Die Tür hinter ihnen sprang auf. Zu Harrys Entsetzen kam Ron herein, er lachte und zog Lavender an der Hand mit sich.

»Oh«, sagte er und blieb schlagartig stehen, als er Harry und Hermine sah.

»Uups!«, machte Lavender, kicherte und ging rückwärts aus dem Raum. Die Tür schlug hinter ihr zu.

Eine schreckliche, anschwellende, sich aufblähende Stille trat ein. Hermine starrte Ron an, der absichtlich nicht zu ihr hinschaute und nur mit einer seltsamen Mischung aus gespielter Kühnheit und Verlegenheit sagte: »Hi, Harry! Hab mich schon gewundert, wo du steckst!«

Hermine rutschte vom Pult herunter. Der kleine Schwarm goldener Vögel zwitscherte weiter im Kreis um ihren Kopf herum, so dass sie aussah wie ein merkwürdiges gefiedertes Modell des Sonnensystems.
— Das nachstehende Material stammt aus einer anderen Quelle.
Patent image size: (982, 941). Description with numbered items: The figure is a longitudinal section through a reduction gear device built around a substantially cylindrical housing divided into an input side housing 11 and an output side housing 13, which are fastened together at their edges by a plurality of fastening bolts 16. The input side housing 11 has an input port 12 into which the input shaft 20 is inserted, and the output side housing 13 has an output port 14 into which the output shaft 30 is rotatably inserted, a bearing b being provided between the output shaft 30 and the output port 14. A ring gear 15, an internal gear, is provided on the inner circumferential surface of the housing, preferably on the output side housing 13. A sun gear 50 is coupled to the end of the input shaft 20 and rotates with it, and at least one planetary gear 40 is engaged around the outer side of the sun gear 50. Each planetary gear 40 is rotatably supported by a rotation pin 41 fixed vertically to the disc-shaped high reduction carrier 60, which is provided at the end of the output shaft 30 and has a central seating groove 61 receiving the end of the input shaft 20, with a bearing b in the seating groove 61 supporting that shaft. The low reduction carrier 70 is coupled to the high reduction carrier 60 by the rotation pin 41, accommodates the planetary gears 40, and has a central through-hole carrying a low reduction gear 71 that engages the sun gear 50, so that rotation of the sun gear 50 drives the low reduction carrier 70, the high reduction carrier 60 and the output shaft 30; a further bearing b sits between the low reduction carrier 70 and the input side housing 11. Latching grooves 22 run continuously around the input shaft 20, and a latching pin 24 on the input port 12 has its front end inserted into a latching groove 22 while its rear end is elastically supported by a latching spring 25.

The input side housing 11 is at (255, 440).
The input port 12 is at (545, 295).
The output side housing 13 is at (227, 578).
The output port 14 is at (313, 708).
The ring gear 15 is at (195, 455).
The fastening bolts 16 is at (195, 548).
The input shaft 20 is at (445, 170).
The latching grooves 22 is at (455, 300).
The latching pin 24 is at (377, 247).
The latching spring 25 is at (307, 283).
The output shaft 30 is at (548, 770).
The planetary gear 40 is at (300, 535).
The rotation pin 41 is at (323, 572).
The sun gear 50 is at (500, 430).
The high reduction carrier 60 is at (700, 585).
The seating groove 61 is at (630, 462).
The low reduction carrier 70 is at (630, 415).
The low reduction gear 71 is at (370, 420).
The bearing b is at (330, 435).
»Du solltest Lavender nicht draußen warten lassen«, sagte sie leise. »Sie wird sich fragen, wo du geblieben bist.«

Sie ging ganz langsam und aufrecht in Richtung Tür. Harry warf einen raschen Blick auf Ron, der erleichtert schien, dass nichts Schlimmeres passiert war.

»Oppugno!«, ertönte ein Schrei von der Tür her.

Harry wirbelte herum und sah Hermine mit zornentbranntem Gesicht ihren Zauberstab auf Ron richten: Der kleine Vogelschwarm raste wie ein Hagel von dicken goldenen Gewehrkugeln auf Ron zu, der aufjaulte und sein Gesicht mit den Händen bedeckte, doch die Vögel griffen an, pickten und krallten sich in jedes bisschen Fleisch, das sie erwischen konnten.

»Machdieweg!«, schrie er, doch mit einem letzten Blick voll rachsüchtiger Wut riss Hermine die Tür auf und verschwand. Harry glaubte ein Schluchzen zu hören, ehe die Tür zuschlug.